A FAMÍLIA DO MATADOR
Depois de cinco horas de solavancos e vento na cara, a Land Rover estacionou em uma pequena vila de Mfuwe, onde vive a família de Mathews. Foi só alegria quando papai voltou para casa. Era visível de longe a arcada dentária estampada pelo sorriso das crianças. Depois de três semanas a mais de 120 quilômetros de distância, vieram esposa, filhos, pai, mãe e sobrinhos para recepcionar o nosso segurança. "Me dê dinheiro que estou precisando", brincou o velho pai em dialeto chinyanja. Todos sabem que quando o ranger retorna de uma temporada de trabalho traz o pagamento do patrão e as gorjetas no bolso. Mathews tem seis filhos e o dinheirinho é contado para alimentar tantas bocas. Penso que o pai dele, na verdade, não estava brincando quando pediu dinheiro. A pobreza campeia as vilas da tribo Kunda à qual aquela grande família pertence.

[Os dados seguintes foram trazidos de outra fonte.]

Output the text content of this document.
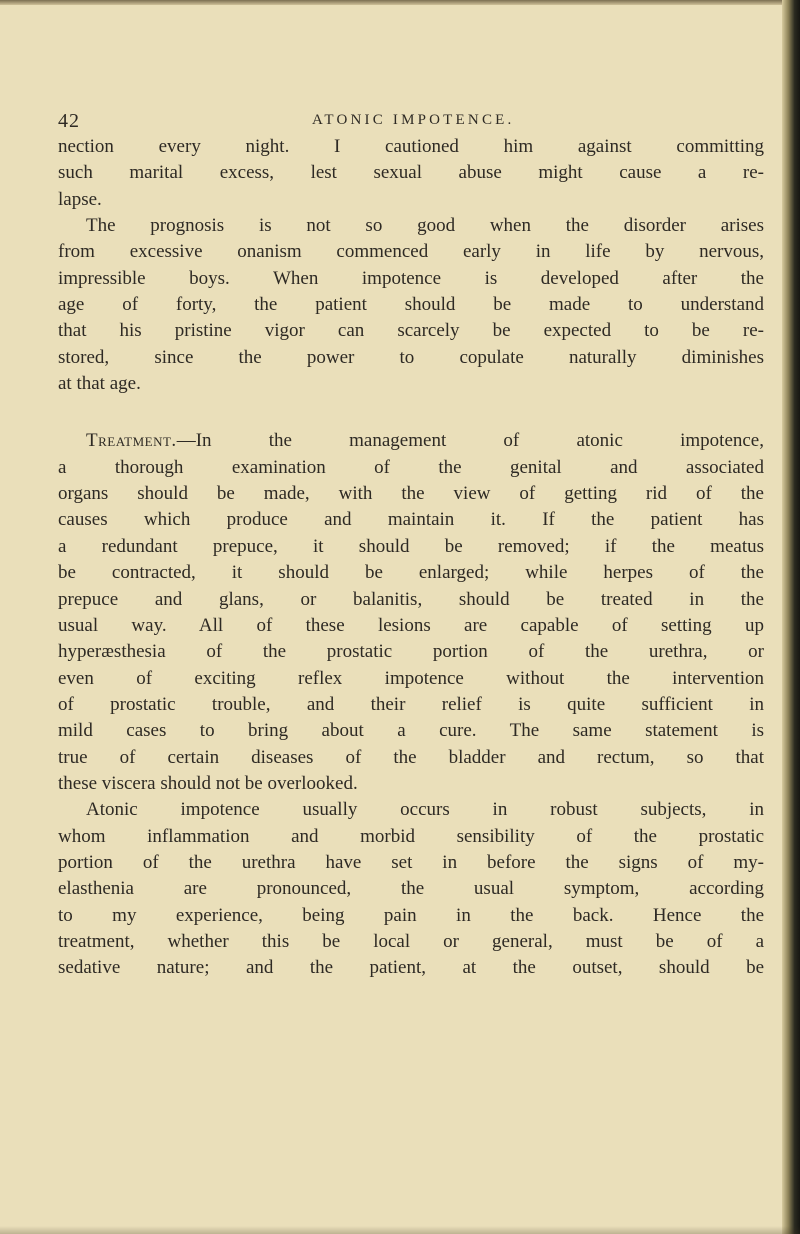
42	ATONIC IMPOTENCE.
nection every night. I cautioned him against committing
such marital excess, lest sexual abuse might cause a re-
lapse.
The prognosis is not so good when the disorder arises
from excessive onanism commenced early in life by nervous,
impressible boys. When impotence is developed after the
age of forty, the patient should be made to understand
that his pristine vigor can scarcely be expected to be re-
stored, since the power to copulate naturally diminishes
at that age.
Treatment.—In the management of atonic impotence,
a thorough examination of the genital and associated
organs should be made, with the view of getting rid of the
causes which produce and maintain it. If the patient has
a redundant prepuce, it should be removed; if the meatus
be contracted, it should be enlarged; while herpes of the
prepuce and glans, or balanitis, should be treated in the
usual way. All of these lesions are capable of setting up
hyperæsthesia of the prostatic portion of the urethra, or
even of exciting reflex impotence without the intervention
of prostatic trouble, and their relief is quite sufficient in
mild cases to bring about a cure. The same statement is
true of certain diseases of the bladder and rectum, so that
these viscera should not be overlooked.
Atonic impotence usually occurs in robust subjects, in
whom inflammation and morbid sensibility of the prostatic
portion of the urethra have set in before the signs of my-
elasthenia are pronounced, the usual symptom, according
to my experience, being pain in the back. Hence the
treatment, whether this be local or general, must be of a
sedative nature; and the patient, at the outset, should be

NOITE DE BICHO E TEMPESTADE
Nos despedimos do nosso ranger e dos seus parentes e seguimos para a etapa seguinte da nossa aventura. Mal desembarcamos nossas mochilas em novo acampamento, o Wildlife Camp, e saímos para um safari noturno. Filmamos apenas alguns animais. 

Quando estávamos à procura de um leopardo tivemos que encerrar o trabalho. Uma chuva torrencial interrompeu as gravações anunciando que o período de seca está chegando ao fim. A tempestade chegou com clarões de relâmpagos e estrondos de trovões. 

Era tão forte que tivemos que proteger os equipamentos e nos cobrir com capas impermeáveis que resolveram parcialmente o problema. Chegamos no acampamento em sopa quando os relógios marcavam 11 da noite. Havíamos acordado à seis da manhã. Foram 17 horas de trabalho apenas com curtos intervalos para as refeições. Dia longo e cansativo mas muito produtivo. Valeu!